Looking at the song listing for The Beatles: Rock Band mega-karaoke game I note first the strange omission of the Strawberry Fields/Penny Lane single, but more importantly second, that with a bit of extra-track downloading, you can pretty much recreate in your living room the entire second half of Abbey Road – a sequence of songs which remains, to this day, the vertiginous peak of popular music.
This information increases the risk of my investing in the game a few hundred quid of what Theo Paphitis would leeringly call “my chill-a-deren’s in-a-heritance”. That said, a small voice from my past does whisper: “But why do you need a computer game for this? You and a university flatmate once played side two of Abbey Road four times in succession at maximum volume, howling, gurning, playing invisible drums, guitars, violins and bassoons throughout, after which you had a protracted and unprecedentedly pointless debate about which is the best ‘moment’ (he putting the case for the instrumental freak-out that joins Carry That Weight to The End; you arguing for the line “And so I quit the police department” , an unexpected third verse which hits you just when you’re geared up for the chorus in She Came In Through The Bathroom Window). Rock Band, surely, is just a game for people for whom air guitar is too great an imaginative leap?”

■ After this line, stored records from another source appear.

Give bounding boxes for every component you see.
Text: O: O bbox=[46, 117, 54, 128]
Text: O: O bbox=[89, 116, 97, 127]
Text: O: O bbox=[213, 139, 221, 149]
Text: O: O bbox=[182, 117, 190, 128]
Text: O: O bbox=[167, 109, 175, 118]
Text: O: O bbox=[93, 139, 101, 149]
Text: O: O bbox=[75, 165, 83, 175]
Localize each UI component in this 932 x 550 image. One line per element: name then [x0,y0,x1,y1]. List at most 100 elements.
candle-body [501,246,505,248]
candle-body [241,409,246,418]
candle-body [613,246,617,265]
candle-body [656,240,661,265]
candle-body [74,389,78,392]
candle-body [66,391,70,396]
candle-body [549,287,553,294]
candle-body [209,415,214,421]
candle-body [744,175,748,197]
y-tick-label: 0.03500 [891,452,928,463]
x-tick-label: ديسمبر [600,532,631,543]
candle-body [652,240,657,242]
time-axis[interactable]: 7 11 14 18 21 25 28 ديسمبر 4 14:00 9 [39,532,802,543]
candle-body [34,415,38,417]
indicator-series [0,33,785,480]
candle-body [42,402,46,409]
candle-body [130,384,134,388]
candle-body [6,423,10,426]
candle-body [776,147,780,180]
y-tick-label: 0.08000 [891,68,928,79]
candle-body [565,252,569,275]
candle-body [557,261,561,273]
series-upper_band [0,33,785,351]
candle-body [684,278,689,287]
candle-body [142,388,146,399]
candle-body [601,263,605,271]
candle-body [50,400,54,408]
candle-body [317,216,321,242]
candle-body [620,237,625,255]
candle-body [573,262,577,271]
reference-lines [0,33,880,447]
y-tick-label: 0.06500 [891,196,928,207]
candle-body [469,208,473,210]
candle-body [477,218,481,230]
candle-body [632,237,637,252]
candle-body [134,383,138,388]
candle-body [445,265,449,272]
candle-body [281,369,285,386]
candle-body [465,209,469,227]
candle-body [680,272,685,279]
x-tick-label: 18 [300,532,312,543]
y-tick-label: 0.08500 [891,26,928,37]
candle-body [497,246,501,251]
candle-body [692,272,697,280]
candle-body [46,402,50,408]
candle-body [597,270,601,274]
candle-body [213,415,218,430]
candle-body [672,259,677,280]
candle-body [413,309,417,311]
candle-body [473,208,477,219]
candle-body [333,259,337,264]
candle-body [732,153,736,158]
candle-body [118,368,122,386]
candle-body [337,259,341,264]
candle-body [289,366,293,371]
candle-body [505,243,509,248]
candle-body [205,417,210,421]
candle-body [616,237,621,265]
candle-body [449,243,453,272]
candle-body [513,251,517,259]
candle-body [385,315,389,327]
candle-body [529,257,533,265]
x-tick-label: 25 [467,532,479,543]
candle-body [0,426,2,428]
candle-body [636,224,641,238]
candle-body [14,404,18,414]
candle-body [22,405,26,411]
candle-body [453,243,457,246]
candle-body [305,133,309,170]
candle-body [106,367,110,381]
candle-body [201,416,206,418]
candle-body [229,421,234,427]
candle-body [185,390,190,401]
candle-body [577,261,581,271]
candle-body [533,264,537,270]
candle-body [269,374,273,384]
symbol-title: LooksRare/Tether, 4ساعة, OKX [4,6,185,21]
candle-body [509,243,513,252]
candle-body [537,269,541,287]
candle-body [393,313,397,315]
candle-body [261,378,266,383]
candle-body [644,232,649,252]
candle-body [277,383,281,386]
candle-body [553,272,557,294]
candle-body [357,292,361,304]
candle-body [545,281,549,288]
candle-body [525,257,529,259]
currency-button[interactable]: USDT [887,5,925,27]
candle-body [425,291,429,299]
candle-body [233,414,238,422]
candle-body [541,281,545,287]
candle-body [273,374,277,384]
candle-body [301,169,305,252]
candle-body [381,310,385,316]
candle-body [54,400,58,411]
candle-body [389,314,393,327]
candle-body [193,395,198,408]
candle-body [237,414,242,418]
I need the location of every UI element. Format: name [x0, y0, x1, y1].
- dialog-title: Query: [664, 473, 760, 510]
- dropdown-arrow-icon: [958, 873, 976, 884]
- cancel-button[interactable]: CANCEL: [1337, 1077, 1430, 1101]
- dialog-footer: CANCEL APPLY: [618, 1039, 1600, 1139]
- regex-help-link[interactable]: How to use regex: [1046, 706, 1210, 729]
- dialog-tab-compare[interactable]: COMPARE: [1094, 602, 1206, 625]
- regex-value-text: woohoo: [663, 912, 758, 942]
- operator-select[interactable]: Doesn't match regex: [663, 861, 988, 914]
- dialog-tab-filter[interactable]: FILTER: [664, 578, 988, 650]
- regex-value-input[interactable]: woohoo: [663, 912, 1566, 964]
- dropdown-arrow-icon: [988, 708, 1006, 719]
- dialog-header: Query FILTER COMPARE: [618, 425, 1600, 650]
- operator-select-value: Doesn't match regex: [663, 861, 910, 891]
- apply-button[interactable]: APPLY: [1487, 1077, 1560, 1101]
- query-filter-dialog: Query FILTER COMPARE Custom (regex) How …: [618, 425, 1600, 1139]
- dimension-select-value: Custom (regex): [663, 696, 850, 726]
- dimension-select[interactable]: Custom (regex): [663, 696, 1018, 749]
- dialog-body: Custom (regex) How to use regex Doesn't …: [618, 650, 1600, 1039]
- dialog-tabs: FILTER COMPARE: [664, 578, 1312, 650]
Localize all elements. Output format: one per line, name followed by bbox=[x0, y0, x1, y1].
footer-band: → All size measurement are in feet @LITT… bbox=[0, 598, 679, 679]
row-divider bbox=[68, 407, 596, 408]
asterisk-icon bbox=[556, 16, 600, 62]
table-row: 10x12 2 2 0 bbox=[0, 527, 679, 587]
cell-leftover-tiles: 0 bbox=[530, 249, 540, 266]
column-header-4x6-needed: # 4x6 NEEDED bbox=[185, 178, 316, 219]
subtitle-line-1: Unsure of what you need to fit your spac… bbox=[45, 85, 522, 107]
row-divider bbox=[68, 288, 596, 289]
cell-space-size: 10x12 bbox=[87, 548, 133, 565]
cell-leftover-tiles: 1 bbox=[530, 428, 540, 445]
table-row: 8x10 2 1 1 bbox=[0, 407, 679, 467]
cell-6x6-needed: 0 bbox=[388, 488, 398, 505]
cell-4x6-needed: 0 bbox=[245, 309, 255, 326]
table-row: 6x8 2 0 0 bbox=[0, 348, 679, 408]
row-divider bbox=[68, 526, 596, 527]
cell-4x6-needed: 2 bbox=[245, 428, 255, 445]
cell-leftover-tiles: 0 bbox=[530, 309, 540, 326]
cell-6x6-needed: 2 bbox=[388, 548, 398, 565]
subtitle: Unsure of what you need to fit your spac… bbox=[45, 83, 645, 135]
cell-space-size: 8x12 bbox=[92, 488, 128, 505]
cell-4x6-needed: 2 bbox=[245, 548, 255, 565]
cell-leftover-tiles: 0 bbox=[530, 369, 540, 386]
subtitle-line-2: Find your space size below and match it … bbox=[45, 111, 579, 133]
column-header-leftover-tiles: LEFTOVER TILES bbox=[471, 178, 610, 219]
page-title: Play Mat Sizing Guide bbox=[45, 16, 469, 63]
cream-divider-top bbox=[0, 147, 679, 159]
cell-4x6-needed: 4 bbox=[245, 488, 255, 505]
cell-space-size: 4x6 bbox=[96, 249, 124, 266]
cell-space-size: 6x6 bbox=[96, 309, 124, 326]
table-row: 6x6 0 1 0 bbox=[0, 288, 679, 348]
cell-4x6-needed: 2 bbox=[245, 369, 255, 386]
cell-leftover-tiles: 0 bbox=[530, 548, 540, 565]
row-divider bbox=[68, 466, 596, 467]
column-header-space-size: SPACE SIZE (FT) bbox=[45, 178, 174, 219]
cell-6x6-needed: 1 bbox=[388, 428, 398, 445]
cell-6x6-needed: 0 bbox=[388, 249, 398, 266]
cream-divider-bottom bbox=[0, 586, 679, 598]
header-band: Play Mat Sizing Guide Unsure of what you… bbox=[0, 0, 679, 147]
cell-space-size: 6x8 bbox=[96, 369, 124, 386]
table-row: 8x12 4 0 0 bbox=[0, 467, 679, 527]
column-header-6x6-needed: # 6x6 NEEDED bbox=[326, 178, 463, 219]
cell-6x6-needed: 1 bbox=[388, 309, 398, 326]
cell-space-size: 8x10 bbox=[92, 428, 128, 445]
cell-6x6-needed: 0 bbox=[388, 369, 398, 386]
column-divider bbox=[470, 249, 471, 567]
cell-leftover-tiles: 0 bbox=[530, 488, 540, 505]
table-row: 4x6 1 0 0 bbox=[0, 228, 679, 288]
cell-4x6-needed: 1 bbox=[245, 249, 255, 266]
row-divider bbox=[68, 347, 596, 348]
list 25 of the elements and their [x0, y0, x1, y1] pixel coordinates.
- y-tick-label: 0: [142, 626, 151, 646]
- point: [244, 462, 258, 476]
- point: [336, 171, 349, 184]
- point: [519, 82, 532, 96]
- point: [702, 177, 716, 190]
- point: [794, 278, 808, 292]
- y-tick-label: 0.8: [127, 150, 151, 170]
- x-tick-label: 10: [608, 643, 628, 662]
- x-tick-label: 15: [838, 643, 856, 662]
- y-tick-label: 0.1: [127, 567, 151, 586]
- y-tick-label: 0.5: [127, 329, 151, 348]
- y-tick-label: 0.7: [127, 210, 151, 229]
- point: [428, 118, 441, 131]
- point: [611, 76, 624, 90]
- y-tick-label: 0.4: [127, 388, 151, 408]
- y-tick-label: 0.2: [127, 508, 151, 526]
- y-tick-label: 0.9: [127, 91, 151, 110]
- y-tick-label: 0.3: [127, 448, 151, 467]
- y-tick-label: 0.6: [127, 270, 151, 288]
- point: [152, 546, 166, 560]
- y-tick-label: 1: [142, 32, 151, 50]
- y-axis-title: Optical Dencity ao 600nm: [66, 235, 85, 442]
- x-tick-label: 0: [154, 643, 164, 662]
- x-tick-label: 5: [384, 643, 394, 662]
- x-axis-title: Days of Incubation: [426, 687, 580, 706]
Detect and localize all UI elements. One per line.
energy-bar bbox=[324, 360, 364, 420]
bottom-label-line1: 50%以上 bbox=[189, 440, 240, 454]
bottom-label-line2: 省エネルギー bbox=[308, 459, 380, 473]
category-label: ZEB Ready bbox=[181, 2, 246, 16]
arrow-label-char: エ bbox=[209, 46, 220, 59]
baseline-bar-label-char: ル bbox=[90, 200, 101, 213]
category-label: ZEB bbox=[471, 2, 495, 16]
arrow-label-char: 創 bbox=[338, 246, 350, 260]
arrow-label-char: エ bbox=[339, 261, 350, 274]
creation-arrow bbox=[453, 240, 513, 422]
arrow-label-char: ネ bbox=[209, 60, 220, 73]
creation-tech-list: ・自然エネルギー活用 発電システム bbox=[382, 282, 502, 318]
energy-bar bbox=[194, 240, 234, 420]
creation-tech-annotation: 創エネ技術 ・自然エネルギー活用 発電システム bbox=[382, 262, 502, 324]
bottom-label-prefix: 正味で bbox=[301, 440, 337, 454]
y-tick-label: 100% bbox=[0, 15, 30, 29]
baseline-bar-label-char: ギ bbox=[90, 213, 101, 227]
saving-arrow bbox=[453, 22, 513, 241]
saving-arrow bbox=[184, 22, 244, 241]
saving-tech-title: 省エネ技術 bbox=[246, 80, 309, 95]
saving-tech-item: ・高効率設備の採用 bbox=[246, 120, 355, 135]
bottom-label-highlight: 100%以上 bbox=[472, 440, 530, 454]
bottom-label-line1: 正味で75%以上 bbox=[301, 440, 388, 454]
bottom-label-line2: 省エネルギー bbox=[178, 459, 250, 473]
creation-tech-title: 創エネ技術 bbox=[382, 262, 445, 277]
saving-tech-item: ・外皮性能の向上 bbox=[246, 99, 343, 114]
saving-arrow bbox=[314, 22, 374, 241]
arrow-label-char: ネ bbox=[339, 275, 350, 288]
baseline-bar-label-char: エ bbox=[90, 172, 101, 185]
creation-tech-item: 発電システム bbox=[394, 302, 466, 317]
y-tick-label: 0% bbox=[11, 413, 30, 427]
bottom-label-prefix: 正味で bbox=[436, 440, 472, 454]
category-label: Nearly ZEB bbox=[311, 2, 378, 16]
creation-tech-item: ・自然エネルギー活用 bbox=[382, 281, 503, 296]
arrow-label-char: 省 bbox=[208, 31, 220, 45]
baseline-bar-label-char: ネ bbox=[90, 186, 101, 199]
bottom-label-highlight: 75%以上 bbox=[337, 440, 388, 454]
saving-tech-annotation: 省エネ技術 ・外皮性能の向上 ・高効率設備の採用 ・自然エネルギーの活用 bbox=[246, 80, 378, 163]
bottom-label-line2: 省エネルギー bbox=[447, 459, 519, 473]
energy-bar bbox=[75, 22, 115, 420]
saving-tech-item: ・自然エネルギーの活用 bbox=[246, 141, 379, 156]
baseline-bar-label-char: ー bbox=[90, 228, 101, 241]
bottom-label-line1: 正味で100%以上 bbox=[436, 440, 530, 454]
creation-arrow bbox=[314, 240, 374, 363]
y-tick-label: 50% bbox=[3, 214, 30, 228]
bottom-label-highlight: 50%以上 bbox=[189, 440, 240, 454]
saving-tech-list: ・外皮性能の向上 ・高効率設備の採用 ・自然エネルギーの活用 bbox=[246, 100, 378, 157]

That’s one way of looking at it, sure, but then again I have played Guitar Hero and it was a blast. Round at a friend’s house for dinner, and in a reverse of the traditional way of things, the WAGs remained at table to discuss affairs of state while the gents (HABs?) went next door to do needlework or, much the same thing, muck about on the Playstation. Talk about a duck to water, I was rockin’ that thing from the off, and the fun was greatly enhanced by the fact that the only chap who couldn’t get the hang of the rhythmical button-bashing was a banker from Wales and self-proclaimed ‘pretty darn good’ amateur rock guitarist. “But I can play this in real life!” he protested, as the electronic crowd booed his hopeless stabbings at Smoke on the Water. Meanwhile the host and I were pulling Hendrix shapes and doing Quo-style synchronised axe-swinging. By the time the Welsh banker had murdered Ziggy Stardust, and then insisted that the Manic Street Preachers has asked him to join them but that he’d rejected them, the rest of us were on the carpet literally weeping with mirth.
The tipping point for the fate of my chil-a-deren’s in-a-heritance, I think, will come if they ever bring out Pixies: Rock Band. You and your musically-frustrated mates thrashing through the middle part of Trompe Le Monde would probably be something like heaven. It’s important for tone-deaf bankers and middle-managers to have these little glimpses of glory. And the six tracks from Sad Punk through to Bird Dream of the Olympus Mons is a sequence of songs which remains, to this day, the vertiginous peak of popular music.